In this area we have been fortunate to have a fair number of thunder and rain storms roll through the foothills. This mare with unique facial markings enjoys the cooling effect of the rain. These storms have also kept the grass green and lush through the Alberta Mountain Horse range.
In a remote valley we found this stunning stallion all alone with no there horses that we could see within miles of him. He so typifies the rugged beauty and uniqueness of our horses. He was so unafraid and sure of himself that we could get close-up pictures.
So if you are out in the forest looking for horses, it is best in the early morning or at dusk to find them. Soon though when the weather starts to cool again, they will tend to spread out and become a little bit easier to find in your travels.
Invitation to WHOAS rescue site volunteers
On Sunday, September 20, WHOAS is hosting a volunteer appreciation event. It will be held at our facility from 11 a.m. to 3 p.m. So for all of you who came out to help the horses that we rescued, we welcome you to attend. Please send an email to WHOASalberta@gmail.com to let us know if you can come. That way we can plan enough food for all.

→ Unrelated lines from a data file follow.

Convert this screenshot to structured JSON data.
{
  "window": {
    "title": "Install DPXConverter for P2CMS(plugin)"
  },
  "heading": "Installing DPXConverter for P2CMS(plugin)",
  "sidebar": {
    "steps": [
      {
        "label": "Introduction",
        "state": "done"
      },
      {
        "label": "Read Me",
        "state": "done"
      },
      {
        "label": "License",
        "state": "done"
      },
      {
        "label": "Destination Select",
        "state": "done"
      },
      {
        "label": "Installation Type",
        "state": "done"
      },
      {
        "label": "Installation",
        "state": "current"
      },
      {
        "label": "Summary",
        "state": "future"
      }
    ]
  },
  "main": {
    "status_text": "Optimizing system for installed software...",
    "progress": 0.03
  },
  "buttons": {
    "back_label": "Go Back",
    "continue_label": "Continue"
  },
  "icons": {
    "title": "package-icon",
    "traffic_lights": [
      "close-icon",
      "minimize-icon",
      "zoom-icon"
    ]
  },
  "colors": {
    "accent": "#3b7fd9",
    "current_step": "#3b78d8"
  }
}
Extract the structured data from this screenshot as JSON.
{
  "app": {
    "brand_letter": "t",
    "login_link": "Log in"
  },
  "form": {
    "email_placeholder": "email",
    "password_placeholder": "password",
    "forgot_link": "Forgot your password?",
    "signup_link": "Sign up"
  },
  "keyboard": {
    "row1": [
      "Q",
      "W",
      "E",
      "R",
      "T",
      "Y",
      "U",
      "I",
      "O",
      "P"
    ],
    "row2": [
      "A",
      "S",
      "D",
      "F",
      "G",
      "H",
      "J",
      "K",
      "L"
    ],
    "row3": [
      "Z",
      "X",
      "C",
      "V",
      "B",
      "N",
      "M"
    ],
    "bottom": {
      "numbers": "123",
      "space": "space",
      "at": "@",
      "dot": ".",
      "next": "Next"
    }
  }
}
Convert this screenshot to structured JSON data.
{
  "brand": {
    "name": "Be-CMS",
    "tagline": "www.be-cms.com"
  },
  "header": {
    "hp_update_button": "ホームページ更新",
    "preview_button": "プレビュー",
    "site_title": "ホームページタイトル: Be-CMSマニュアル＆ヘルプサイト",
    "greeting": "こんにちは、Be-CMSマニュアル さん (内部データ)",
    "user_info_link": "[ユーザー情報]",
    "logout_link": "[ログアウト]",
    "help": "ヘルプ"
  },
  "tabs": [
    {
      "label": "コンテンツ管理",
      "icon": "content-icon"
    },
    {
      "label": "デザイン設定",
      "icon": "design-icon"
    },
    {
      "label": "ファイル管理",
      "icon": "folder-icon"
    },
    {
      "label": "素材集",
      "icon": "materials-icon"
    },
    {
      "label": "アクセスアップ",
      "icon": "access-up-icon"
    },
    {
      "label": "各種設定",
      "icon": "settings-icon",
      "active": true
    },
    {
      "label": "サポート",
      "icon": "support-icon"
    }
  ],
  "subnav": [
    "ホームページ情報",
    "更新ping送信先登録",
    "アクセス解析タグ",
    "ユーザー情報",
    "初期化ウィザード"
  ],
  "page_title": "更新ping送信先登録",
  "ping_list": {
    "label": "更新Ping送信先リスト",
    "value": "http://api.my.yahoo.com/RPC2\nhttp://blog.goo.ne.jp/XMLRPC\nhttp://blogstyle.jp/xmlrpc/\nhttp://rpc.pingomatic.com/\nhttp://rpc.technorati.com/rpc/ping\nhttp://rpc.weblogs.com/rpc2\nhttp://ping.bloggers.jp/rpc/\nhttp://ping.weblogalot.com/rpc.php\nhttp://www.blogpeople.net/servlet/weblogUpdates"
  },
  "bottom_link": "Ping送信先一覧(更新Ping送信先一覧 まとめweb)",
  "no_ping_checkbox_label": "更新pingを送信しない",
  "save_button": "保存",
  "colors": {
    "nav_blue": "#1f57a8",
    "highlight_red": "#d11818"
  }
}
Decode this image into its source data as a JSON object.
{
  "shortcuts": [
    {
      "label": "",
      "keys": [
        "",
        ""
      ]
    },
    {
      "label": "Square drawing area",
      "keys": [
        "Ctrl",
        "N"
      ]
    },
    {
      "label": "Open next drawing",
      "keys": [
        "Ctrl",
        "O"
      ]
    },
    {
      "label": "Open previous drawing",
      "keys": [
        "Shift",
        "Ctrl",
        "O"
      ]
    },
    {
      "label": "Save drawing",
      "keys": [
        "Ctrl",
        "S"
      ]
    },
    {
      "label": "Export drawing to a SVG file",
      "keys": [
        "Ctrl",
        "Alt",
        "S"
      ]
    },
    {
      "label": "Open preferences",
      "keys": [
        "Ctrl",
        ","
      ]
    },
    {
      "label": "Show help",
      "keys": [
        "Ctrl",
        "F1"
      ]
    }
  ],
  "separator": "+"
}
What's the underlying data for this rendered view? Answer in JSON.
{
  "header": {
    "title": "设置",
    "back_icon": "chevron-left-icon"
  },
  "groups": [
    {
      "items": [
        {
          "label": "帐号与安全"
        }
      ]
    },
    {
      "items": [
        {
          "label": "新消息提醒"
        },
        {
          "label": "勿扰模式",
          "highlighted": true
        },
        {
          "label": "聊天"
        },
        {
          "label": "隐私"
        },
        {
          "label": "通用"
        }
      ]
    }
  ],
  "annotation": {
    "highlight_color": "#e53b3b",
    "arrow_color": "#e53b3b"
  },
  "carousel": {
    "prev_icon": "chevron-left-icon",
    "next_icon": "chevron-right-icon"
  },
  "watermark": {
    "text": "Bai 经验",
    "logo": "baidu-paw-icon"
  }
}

2 thoughts on “August Update”
So good to see you write this.
Through your stories are the only way now that I can see how the wild horses are doing.
I don’t get out much any more.
Hello, and thank you for all you do for these magnificent creatures. My daughter Skye is passionate about horses, and about the preservation and care of wild horses. She has been asking if we can try to see them and I don’t have a clue where to start. Is there an area you can recommend? A time of year? A time of day? Thanks for helping to make a 10 year old girl’s dream come true!